Monday, July 28, 2008

Bruce Cumings, "The South Korean massacre at Taejon: New evidence on US responsibility and coverup," Japan Focus, July 23, 2008.

...when they finally pay attention, Americans are entirely capable of calling their leaders to account for their actions. Most of the time, however, no one pays attention, and in the worst instance, when awful crimes occur for which the U.S. bears a deep responsibility, they are covered up and buried, and one wonders if anyone cares—even when the truth finally comes to light.
In July 2008 the world media heralded the arrest of “the world’s most wanted war criminal,” Bosnian Serb leader Radovan Karadzic. He had been in hiding for thirteen years, ever since he was charged with genocide by the United Nations war crimes tribunal in The Hague for his role in the massacre of some 8,000 Muslim men and boys in Srebrenica. These events were subsequently termed “Europe’s worst slaughter of civilians since World War II.” [1]

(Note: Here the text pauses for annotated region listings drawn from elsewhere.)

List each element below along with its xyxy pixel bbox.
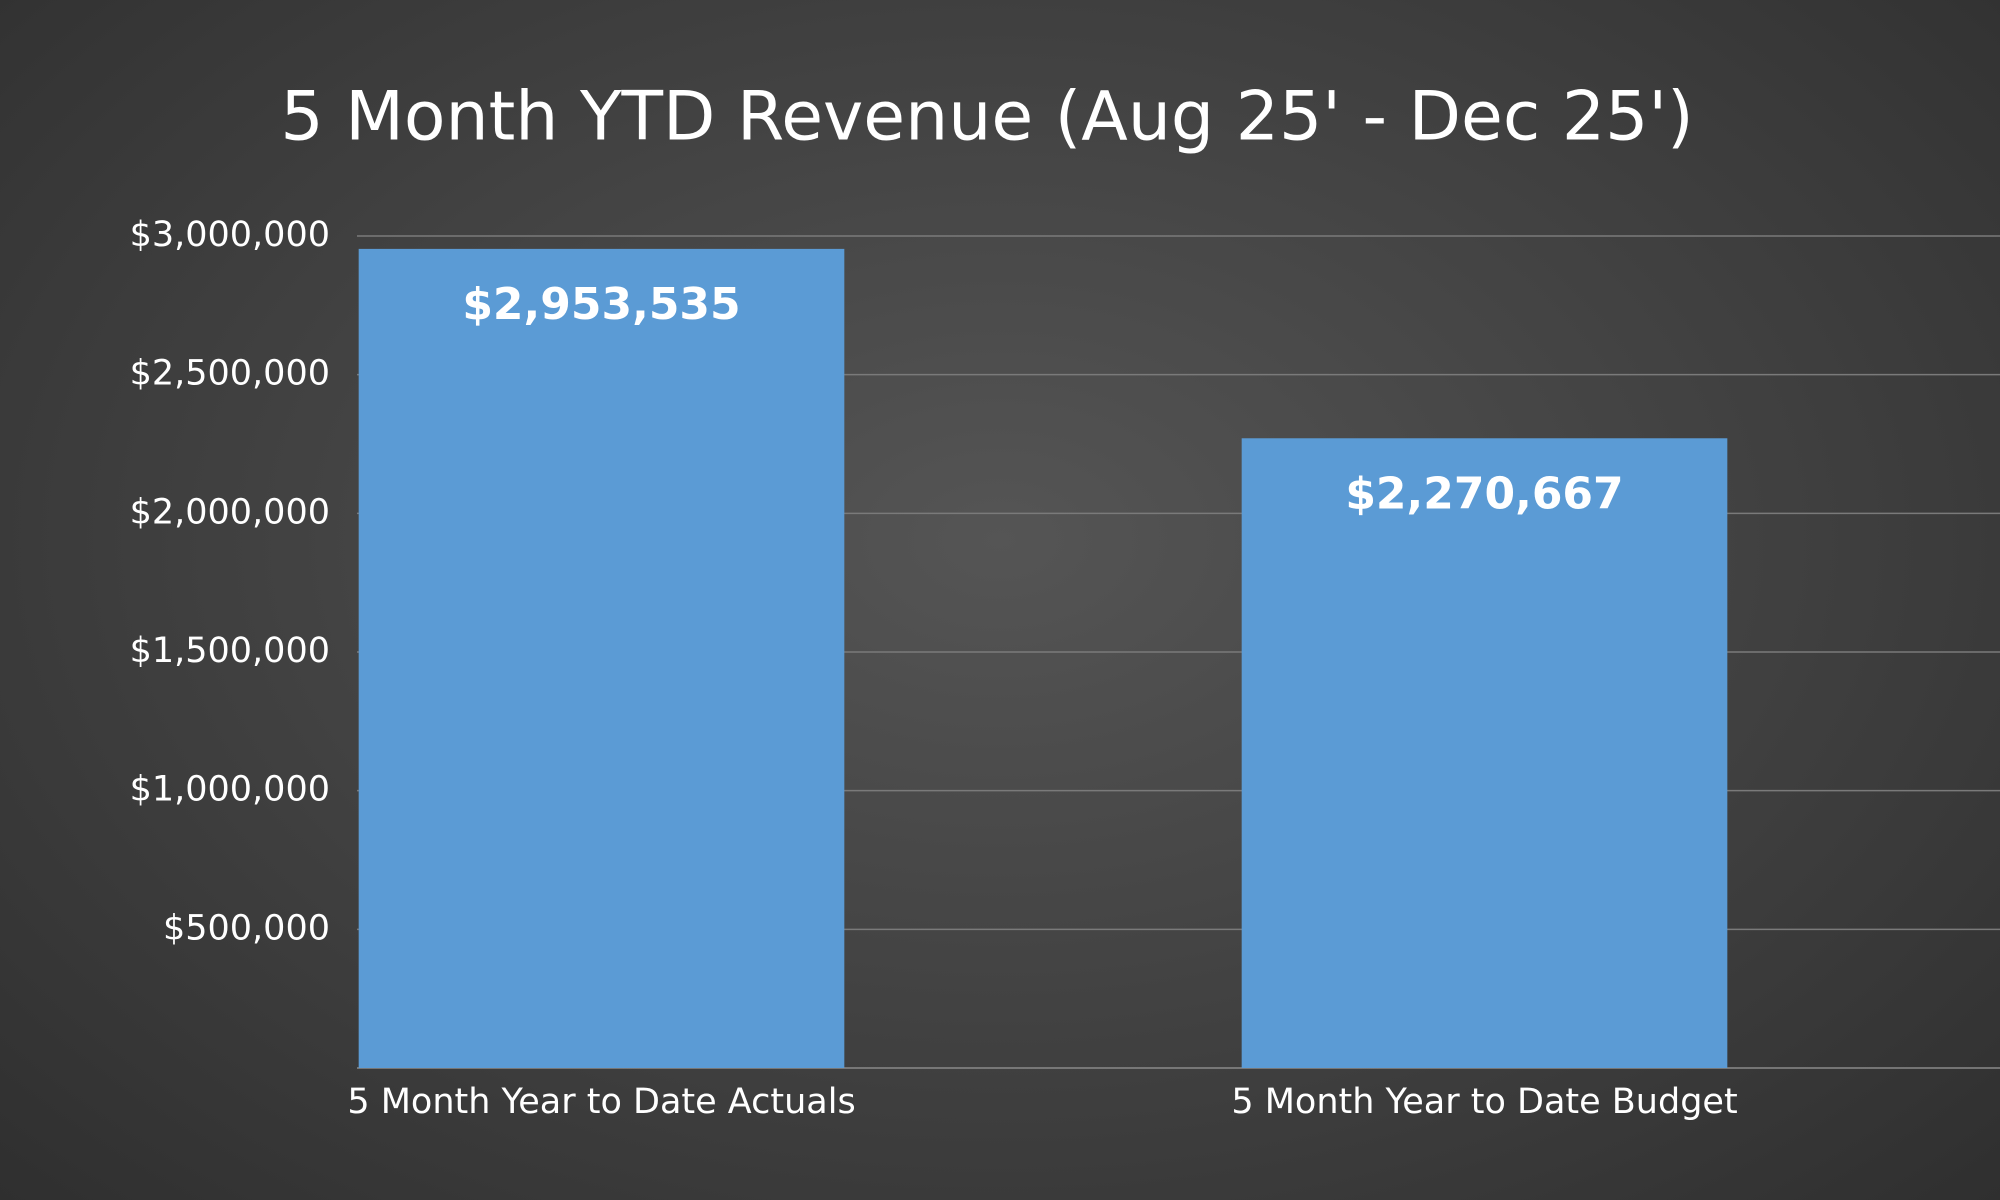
value-label: $2,953,535 xyxy=(462,279,740,330)
y-tick-label: $3,000,000 xyxy=(130,215,330,255)
y-tick-label: $1,000,000 xyxy=(130,770,330,810)
x-tick-label: 5 Month Year to Date Budget xyxy=(1231,1082,1737,1122)
bar xyxy=(1241,438,1728,1069)
y-tick-label: $2,500,000 xyxy=(130,354,330,394)
bar xyxy=(358,248,845,1068)
y-tick-label: $2,000,000 xyxy=(130,492,330,532)
x-tick-label: 5 Month Year to Date Actuals xyxy=(347,1082,855,1122)
y-tick-label: $1,500,000 xyxy=(130,631,330,671)
chart-title: 5 Month YTD Revenue (Aug 25' - Dec 25') xyxy=(280,78,1693,157)
y-tick-label: $500,000 xyxy=(163,908,330,948)
value-label: $2,270,667 xyxy=(1345,468,1623,519)
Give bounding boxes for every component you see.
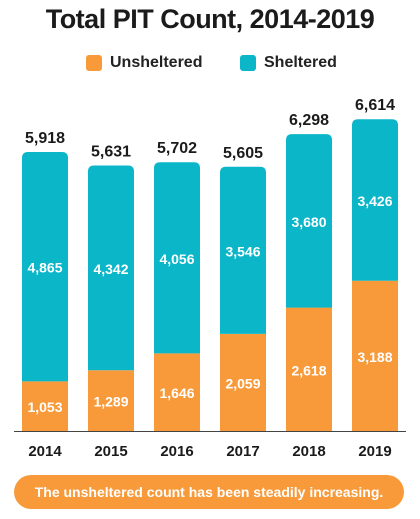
legend-swatch-sheltered — [240, 55, 256, 71]
total-label-2017: 5,605 — [223, 145, 263, 162]
annotation-text: The unsheltered count has been steadily … — [34, 484, 384, 500]
total-label-2014: 5,918 — [25, 130, 65, 147]
legend-item-unsheltered: Unsheltered — [86, 52, 202, 74]
total-label-2018: 6,298 — [289, 112, 329, 129]
data-label-sheltered-2015: 4,342 — [93, 261, 128, 277]
data-label-sheltered-2018: 3,680 — [291, 214, 326, 230]
data-label-unsheltered-2018: 2,618 — [291, 362, 326, 378]
legend-label-unsheltered: Unsheltered — [110, 54, 203, 71]
x-tick-label-2016: 2016 — [160, 443, 193, 460]
legend-swatch-unsheltered — [86, 55, 102, 71]
legend-item-sheltered: Sheltered — [240, 52, 337, 74]
bar-sheltered-2015 — [88, 165, 134, 371]
chart-legend: Unsheltered Sheltered — [0, 52, 420, 74]
x-tick-label-2014: 2014 — [28, 443, 62, 460]
bar-sheltered-2019 — [352, 119, 398, 281]
data-label-sheltered-2016: 4,056 — [159, 251, 194, 267]
data-label-unsheltered-2015: 1,289 — [93, 394, 128, 410]
data-label-sheltered-2017: 3,546 — [225, 243, 260, 259]
data-label-unsheltered-2014: 1,053 — [27, 399, 62, 415]
bar-unsheltered-2019 — [352, 280, 398, 431]
x-tick-label-2018: 2018 — [292, 443, 325, 460]
x-tick-label-2015: 2015 — [94, 443, 127, 460]
data-label-unsheltered-2019: 3,188 — [357, 349, 392, 365]
annotation-banner: The unsheltered count has been steadily … — [14, 475, 404, 509]
legend-label-sheltered: Sheltered — [264, 54, 337, 71]
data-label-unsheltered-2016: 1,646 — [159, 385, 194, 401]
total-label-2019: 6,614 — [355, 97, 395, 114]
chart-title: Total PIT Count, 2014-2019 — [45, 4, 375, 34]
bar-unsheltered-2016 — [154, 353, 200, 431]
bar-sheltered-2014 — [22, 152, 68, 382]
bar-sheltered-2016 — [154, 162, 200, 354]
x-tick-label-2017: 2017 — [226, 443, 259, 460]
data-label-sheltered-2014: 4,865 — [27, 260, 62, 276]
data-label-sheltered-2019: 3,426 — [357, 193, 392, 209]
bar-unsheltered-2018 — [286, 307, 332, 431]
data-label-unsheltered-2017: 2,059 — [225, 375, 260, 391]
bar-unsheltered-2014 — [22, 381, 68, 431]
bar-sheltered-2017 — [220, 166, 266, 334]
bar-unsheltered-2015 — [88, 370, 134, 431]
x-tick-label-2019: 2019 — [358, 443, 391, 460]
total-label-2016: 5,702 — [157, 140, 197, 157]
total-label-2015: 5,631 — [91, 144, 131, 161]
bar-unsheltered-2017 — [220, 333, 266, 431]
bar-sheltered-2018 — [286, 134, 332, 308]
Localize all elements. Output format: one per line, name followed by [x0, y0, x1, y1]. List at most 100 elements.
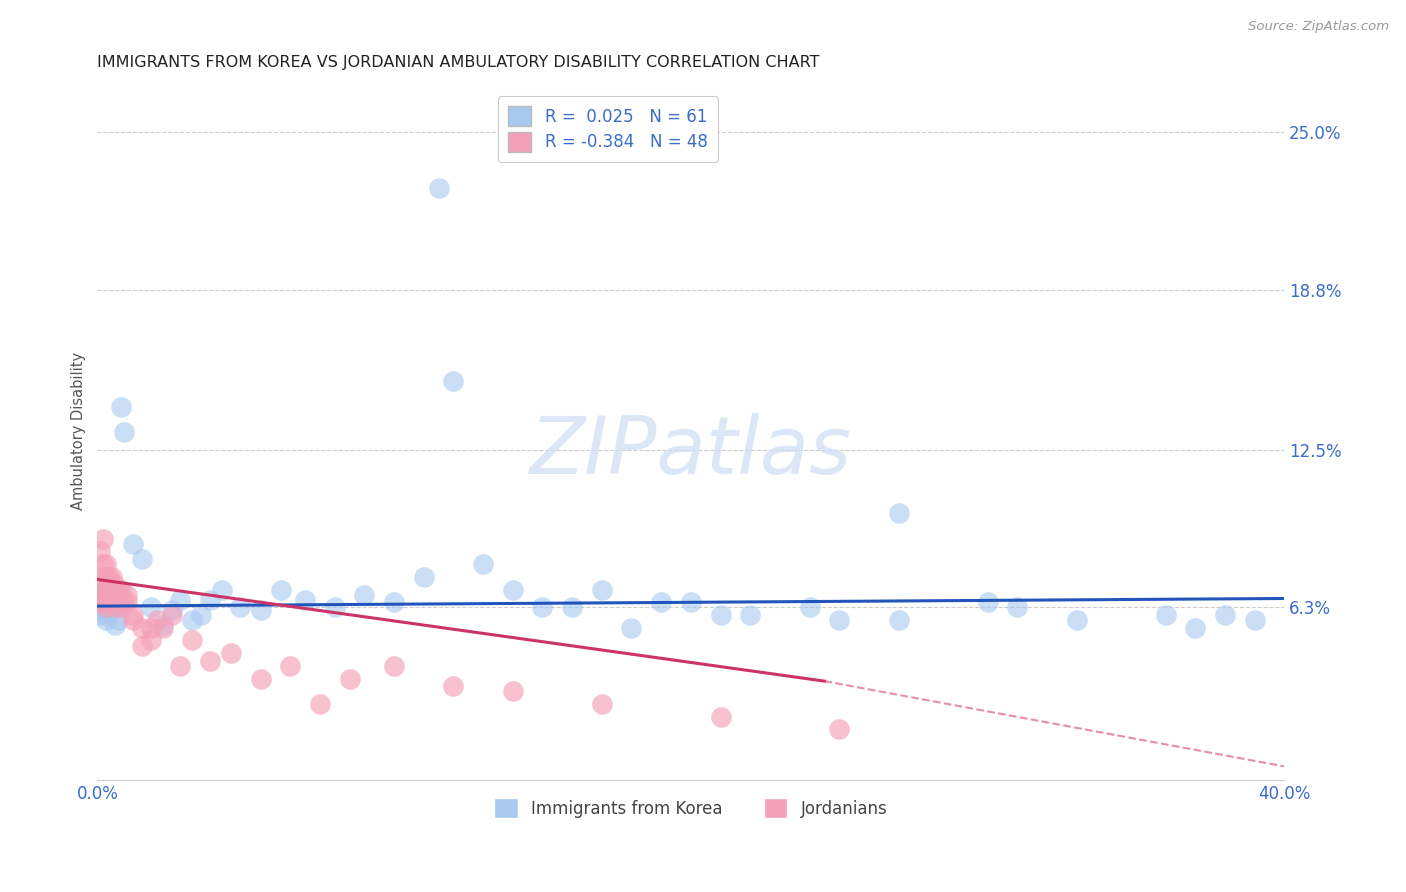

Fifty-eight years earlier, in another distant July, the North Korean People’s Army bore down upon the city of Taejon, south of Seoul. Police authorities removed political prisoners from local jails, men and boys along with some women, massacred them, threw them into open pits, and dumped the earth back on them. Somewhere between 4,000 and 7,000 died, and their stories remained buried for half a century. American officers stood idly by while this slaughter went on, photographing it for their records, but doing nothing to stop it. In September 1950 the Joint Chiefs of Staff decided to keep these photos classified; they were not released until 1999, after a determined effort by a psychologist in New York, Do-Young Lee, whose father had been murdered by southern authorities in August 1950.